»Ein Glücksfall ausgereifter Erzählkunst« (Rüdiger Görner)
In der letzten Erzählung Stefan Zweigs – sie erschien nur wenige Monate vor seinem Freitod im Exil in Brasilien – treffen bei einem Schachspiel auf einem Passagierdampfer die Kontrahenten auch völlig unterschiedlicher Kulturen aufeinander. Der Großmeister Czentovic, machtbewußt, mit schlichtem Gemüt und nur an Bereicherung interessiert, steht dem rätselhaften Dr. B. gegenüber, der als ehemaliger Vermögensverwalter des österreichischen Adels und Klerus, in Gefangenschaft der Nationalsozialisten geriet. Im Kontrast zu seiner Isolationshaft, scheint der Wert menschlicher Kultur auf. In der Beschäftigung mit dem einzig-verfügbaren Buch, einem Schachrepetitorium, führt das immer intensivere Spiel gegen sich selbst allerdings zu einer Zuspitzung, die im geistigen Zusammenbruch endet.

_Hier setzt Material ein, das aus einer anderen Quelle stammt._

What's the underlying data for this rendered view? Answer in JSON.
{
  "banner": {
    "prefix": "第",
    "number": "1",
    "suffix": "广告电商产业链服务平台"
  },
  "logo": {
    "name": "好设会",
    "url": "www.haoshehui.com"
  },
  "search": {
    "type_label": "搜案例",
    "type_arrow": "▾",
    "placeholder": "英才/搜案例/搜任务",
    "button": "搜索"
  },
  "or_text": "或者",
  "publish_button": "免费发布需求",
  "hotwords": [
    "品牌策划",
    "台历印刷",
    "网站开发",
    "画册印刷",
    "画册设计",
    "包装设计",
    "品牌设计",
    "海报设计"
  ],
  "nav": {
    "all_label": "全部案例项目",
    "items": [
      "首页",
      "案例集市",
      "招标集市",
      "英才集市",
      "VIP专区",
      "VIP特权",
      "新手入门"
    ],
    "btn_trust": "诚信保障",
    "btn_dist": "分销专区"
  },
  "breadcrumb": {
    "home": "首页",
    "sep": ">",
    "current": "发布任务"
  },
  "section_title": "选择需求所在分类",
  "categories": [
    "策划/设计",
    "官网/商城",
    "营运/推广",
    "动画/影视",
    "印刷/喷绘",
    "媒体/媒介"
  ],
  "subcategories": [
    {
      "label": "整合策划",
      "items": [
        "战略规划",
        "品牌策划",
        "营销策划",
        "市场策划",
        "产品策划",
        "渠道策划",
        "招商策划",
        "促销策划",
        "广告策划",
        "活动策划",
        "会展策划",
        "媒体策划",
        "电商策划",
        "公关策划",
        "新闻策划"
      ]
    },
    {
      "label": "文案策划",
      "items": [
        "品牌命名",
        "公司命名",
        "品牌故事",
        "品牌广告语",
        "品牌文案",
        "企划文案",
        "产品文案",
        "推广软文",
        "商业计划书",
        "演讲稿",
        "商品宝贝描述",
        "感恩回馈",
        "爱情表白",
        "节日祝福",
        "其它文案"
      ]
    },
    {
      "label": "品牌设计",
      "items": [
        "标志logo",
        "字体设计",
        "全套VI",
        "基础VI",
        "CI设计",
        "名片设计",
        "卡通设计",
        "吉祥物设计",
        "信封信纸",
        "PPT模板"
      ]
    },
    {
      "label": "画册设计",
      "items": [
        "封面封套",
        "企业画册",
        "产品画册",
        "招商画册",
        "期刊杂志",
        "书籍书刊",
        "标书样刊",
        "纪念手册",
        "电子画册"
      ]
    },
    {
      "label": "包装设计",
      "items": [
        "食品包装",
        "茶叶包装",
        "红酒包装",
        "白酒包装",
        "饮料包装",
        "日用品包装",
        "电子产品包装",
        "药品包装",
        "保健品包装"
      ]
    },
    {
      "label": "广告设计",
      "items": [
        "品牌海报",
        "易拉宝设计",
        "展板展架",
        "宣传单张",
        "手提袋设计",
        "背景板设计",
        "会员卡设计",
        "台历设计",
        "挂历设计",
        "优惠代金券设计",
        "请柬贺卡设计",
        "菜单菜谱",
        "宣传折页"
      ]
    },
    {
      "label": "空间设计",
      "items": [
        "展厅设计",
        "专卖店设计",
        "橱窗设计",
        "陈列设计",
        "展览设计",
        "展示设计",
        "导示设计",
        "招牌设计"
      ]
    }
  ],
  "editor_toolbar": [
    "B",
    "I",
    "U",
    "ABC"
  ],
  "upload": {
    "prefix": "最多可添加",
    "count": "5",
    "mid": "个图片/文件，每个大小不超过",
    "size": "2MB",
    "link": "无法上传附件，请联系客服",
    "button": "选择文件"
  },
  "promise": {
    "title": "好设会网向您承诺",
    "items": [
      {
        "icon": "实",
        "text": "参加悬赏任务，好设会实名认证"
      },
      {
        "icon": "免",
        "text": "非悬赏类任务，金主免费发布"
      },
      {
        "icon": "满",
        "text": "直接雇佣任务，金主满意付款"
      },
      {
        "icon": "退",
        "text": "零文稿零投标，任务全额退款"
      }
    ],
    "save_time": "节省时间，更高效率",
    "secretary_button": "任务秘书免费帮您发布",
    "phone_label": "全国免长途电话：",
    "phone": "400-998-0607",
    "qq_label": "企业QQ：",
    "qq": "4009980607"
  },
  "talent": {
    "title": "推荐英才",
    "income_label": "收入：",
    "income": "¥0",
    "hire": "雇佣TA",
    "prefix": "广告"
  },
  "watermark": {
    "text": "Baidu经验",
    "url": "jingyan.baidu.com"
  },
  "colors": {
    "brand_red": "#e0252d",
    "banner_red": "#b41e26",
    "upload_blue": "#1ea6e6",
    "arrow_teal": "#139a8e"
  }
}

Beim Spiel mit dem eigentlich unterlegenen Großmeister Czentovic, kommt es durch dessen an die Isolationshaft erinnernde, ja eigentlich anknüpfende Provokation zu einer Wiederholung des Zusammenbruchs …
Das letzte und bekannteste Werk Stefan Zweigs entstand zwischen den Jahren 1938 und 1941, wurde im brasilianischen Exil abgeschlossen und erschien zuerst in einer Auflage von 300 Exemplaren in Brasilien. Die Rahmenhandlung der Erzählung trägt biografische Züge. Auf einer Schiffspassage von Europa nach Lateinamerika kommt es auf dem Passagierdampfer zu einem Schachduell zwischen dem mitreisenden Schachweltmeister Centovic und einem geheimnisvollen Herren mittleren Alters, der durch eine aussergewöhnliche Weitsicht im Spiel auffällt. Dem Ich-Erzähler der Geschichte, wie Zweig selbst ein österreichischer Emigrant, offenbart Dr. B., der geheimnisvolle Herausforderer des Weltmeisters, seine Geschichte: Als Gefangener der Gestapo war er der Folter durch eine völlige Isolation ausgesetzt. Die deutschen Nationalsozialisten suchten ihm, dem im vor der deutschen Besetzung Österreichs bereits der austrofaschistischen Bedrohung ausgesetzen Rechtsanwalt, den Geheimnisverrat zum Verbleib der von ihm betreuten kirchlichen Vermögen zu erpressen. In der Situation der völligen geistigen Depravation rettet den Gefangenen zunächst eine Buch über berühmte Schachpartien. Er hatte es aus dem Mantel eines Gestapo-Mannes entwendet. Die intensive Beschäftigung im Nachvollziehen der Partien führt ihn weiter zu eigenen Fantasien von Schachpartieen, die er im Geiste in wechselnden Rollen auszuführen lernt. Schließlich aber bricht er unter dem Druck des sich zuspitzenden Rollenwechsels psychisch zusammen – er spricht selbst von einer ›Schachvergiftung‹ – und findet sich, erwachend, auf einer Krankenstation wieder.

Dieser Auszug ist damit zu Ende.